What if an algorithm could create a better set than a DJ? As we head further into AI and Deep Learning, what was once considered impossible, is now very plausible.
Two years ago I made the hypothesis that the DJ brain could be codified, so that an Algorithm could include nuances in a playlist which was previously only possible by humans.
Putting a list of songs together is relatively straight forward. Selecting a group of songs that fit together perfectly and then playing them in a sequence that has meaning…is a whole different ball game. But, if you think about it for a moment, that is exactly what a DJ does.
Discover Weekly is proof of how much we like to discover new music. My argument is that discovery shouldn’t be an isolated event, but be part of every day listening. As a DJ you often strive to push the boundaries and introduce people to new music, but always in a “trusted” environment, mixing the familiar with the new.
Up until now, human curators, selectors and DJ’s have been the experts with the personal touch, but because music is so incredibly personal — it’s never really tailored to you.
So my goal was to build an algorithm that could think like a DJ and be your support.
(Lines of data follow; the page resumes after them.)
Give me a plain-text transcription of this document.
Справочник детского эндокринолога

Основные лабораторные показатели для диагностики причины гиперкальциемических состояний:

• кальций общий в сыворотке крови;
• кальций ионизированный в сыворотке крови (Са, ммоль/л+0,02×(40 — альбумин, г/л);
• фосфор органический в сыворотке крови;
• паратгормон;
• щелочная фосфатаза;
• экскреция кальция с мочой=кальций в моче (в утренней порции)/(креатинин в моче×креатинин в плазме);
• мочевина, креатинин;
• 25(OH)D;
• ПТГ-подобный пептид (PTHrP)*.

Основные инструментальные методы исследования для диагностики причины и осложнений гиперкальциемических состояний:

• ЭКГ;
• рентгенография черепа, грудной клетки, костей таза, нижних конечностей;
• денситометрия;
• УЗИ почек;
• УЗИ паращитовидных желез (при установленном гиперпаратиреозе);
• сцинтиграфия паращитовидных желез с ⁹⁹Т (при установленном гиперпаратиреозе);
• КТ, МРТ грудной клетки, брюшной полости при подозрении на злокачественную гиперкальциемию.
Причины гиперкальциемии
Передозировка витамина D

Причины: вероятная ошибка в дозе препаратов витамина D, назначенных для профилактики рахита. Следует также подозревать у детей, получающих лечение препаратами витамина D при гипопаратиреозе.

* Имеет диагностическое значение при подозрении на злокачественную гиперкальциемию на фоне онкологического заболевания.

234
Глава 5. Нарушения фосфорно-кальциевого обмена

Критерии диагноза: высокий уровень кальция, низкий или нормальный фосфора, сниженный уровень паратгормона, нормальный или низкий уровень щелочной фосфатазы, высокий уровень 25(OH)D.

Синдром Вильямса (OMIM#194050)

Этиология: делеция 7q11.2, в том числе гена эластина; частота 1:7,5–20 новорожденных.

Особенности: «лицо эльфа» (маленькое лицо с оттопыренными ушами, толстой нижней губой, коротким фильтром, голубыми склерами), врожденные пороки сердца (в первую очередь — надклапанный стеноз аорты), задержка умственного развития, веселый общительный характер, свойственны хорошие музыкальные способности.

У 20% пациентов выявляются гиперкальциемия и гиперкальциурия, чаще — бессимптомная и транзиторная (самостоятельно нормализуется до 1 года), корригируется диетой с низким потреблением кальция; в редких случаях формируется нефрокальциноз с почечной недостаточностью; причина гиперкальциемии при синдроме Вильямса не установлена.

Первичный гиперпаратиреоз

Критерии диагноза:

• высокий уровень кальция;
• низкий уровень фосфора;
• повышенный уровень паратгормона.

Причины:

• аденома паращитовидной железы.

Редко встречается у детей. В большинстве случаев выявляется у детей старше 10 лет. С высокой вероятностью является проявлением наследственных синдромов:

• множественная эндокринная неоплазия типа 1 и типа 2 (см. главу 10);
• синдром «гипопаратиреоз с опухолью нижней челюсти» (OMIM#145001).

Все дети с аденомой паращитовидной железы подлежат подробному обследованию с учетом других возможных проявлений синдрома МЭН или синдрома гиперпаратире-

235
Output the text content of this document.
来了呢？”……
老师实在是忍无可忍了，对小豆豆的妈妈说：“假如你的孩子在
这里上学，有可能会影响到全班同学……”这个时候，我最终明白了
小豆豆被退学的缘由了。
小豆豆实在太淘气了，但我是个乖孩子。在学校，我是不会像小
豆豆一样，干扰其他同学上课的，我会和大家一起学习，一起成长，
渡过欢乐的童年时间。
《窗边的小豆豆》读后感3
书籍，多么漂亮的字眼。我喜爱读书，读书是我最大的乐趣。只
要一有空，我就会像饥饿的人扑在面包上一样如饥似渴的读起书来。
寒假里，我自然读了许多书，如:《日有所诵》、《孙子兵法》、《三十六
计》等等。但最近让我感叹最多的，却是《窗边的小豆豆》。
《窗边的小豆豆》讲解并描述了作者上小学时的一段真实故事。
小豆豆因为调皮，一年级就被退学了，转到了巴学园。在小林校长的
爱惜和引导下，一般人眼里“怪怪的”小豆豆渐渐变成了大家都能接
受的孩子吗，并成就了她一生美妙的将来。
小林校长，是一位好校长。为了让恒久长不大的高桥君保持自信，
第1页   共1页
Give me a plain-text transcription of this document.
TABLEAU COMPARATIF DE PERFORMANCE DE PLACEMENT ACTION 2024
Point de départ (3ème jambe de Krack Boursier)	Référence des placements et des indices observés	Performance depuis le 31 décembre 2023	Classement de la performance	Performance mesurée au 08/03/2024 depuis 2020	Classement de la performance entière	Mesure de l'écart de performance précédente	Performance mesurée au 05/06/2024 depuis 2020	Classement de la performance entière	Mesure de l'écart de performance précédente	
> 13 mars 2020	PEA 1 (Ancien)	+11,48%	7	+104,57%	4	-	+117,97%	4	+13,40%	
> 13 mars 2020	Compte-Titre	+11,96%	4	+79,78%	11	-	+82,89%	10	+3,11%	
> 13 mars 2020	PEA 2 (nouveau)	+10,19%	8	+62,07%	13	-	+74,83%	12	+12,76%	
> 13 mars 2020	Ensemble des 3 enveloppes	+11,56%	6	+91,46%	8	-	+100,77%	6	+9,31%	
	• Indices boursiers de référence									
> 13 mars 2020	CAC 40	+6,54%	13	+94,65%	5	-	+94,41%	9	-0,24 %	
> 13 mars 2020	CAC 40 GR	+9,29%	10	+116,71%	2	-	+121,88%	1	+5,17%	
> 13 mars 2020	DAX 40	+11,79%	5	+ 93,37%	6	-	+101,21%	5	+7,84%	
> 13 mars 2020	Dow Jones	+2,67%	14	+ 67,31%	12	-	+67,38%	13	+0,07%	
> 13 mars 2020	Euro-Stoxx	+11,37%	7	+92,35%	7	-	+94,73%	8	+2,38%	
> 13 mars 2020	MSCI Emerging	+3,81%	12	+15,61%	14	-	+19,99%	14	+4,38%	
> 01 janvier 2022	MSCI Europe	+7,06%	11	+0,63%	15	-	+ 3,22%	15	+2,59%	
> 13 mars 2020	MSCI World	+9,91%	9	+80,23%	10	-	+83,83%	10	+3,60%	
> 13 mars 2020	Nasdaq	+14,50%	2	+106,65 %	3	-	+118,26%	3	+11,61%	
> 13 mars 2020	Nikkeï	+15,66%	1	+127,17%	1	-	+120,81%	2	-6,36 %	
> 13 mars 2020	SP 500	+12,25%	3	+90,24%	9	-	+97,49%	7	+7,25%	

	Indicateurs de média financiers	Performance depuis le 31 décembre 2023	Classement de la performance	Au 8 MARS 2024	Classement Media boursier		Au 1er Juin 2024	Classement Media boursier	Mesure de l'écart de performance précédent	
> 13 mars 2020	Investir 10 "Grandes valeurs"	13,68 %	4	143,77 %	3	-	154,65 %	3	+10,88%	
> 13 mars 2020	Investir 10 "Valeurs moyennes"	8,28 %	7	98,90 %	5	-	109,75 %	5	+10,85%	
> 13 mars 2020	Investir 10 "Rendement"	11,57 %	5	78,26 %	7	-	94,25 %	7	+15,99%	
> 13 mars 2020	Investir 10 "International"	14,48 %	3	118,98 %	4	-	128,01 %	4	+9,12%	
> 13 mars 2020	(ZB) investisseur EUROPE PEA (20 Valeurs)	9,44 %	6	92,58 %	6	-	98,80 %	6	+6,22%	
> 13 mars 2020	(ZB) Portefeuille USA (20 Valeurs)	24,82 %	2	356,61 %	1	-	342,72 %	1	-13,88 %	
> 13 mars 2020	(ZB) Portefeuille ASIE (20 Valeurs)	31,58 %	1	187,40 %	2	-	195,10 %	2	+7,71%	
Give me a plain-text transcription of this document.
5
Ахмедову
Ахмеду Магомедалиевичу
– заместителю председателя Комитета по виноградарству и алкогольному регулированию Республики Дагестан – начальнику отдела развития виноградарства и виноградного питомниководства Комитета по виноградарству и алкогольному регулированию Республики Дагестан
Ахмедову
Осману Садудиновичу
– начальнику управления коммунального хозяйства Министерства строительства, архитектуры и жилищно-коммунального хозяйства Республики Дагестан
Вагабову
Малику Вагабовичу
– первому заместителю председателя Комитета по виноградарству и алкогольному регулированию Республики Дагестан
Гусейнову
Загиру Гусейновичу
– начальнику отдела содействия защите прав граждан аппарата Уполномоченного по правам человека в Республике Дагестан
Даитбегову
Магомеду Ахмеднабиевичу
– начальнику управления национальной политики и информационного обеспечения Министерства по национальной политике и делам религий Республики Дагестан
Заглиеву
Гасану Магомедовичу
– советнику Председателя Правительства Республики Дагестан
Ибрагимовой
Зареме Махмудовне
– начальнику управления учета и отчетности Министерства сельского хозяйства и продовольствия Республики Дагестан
With a click of the button, Muru can help you create your own personal playlists within seconds. Every time you press play Muru will find the right set of songs to create the best playlist possible. It’s as if you could just say to the DJ “You know the music I like, make me a playlist”.
In order to make this work, there are two elements that need to work in unison.
The 1st and perhaps most obvious one, is the data (the songs). Without accurate data it will never be easy to find what you like and recommenders will never be able to find you all the good music you will love.
The data problem today, is much larger than streaming services would ever like to admit. Only a tiny percentage of their catalogues only ever gets included in their recommenders which is why you often get stuck in a loop.
“Madlib” — is the name we gave our crazy classification system. You can grab any song of any digital catalogue and throw it into Madlib. Within seconds it will be able to accurately place it in the correct genre. At the moment our system can detect over 40 genres (like Funk, Hip Hop, Nu Disco, Breaks, Country, Heavy Metal etc.) and our accuracy score is 94%. This is not just for the back catalogue of music that already exists, but we built this so that the 20,000 songs that get added to streaming platforms every day — can actually be properly processed. Think of all the millions of songs (+100m) on Soundcloud that are not properly classified, therefore not part of the recommendation.
The second part of the equation is what I mentioned before — the “Dj Formula”. How do you teach a machine to think like a DJ, so that when it is presented with a set of songs, it can order them in the best way possible? It is a complex problem to be sure, but with a sample of our test below, you can see that we are on to a winner.
Here you can see 3 playlists with the exact same songs, but in a different order. We asked 2 professional DJ’s to order these songs in the way it made the most sense to them. We instructed them both on what the 1st song (Jimpster) and the last song (Osunlade) should be. For the rest, the order was entirely up to them. We gave “Madlib” the same instructions.
Can you guess which one was created by the machine?
Man Vs. Machine — Muru_playlist 1
Man Vs. Machine — Muru_playlist 2
Man Vs. Machine — Muru_playlist 3
TEMPO distribution for each playlist
As we set the 1st and last track, we knew that the playlist would start and end with 115BPM, I also added a track with a lower BPM of 112 to see where it would be placed. You clearly see it in each distribution graph. In all three it is roughly in the middle of the playlist. I asked the DJ’s to imagine they were playing this set out — how would it evolve, what songs did they feel fit together better than others. You will be hard pressed to determine which one is “Madlib” and which belong to the humans.
We picked a niche genre like Deep House, because it is incredibly more complicated due to the very small nuances between tracks. But, we also feel that Club music is incredibly under served across all streaming services. So, we decided that was a great starting point.
Across all Club music, we know “Madlib” now thinks like a DJ, the next part of the puzzle is getting our classification accuracy to 99%.
With AI and Deep Learning, music tech is entering into a whole new and very exciting dimension. I firmly believe that our classification engine can benefit everyone in music streaming from the artist and labels down to the end user.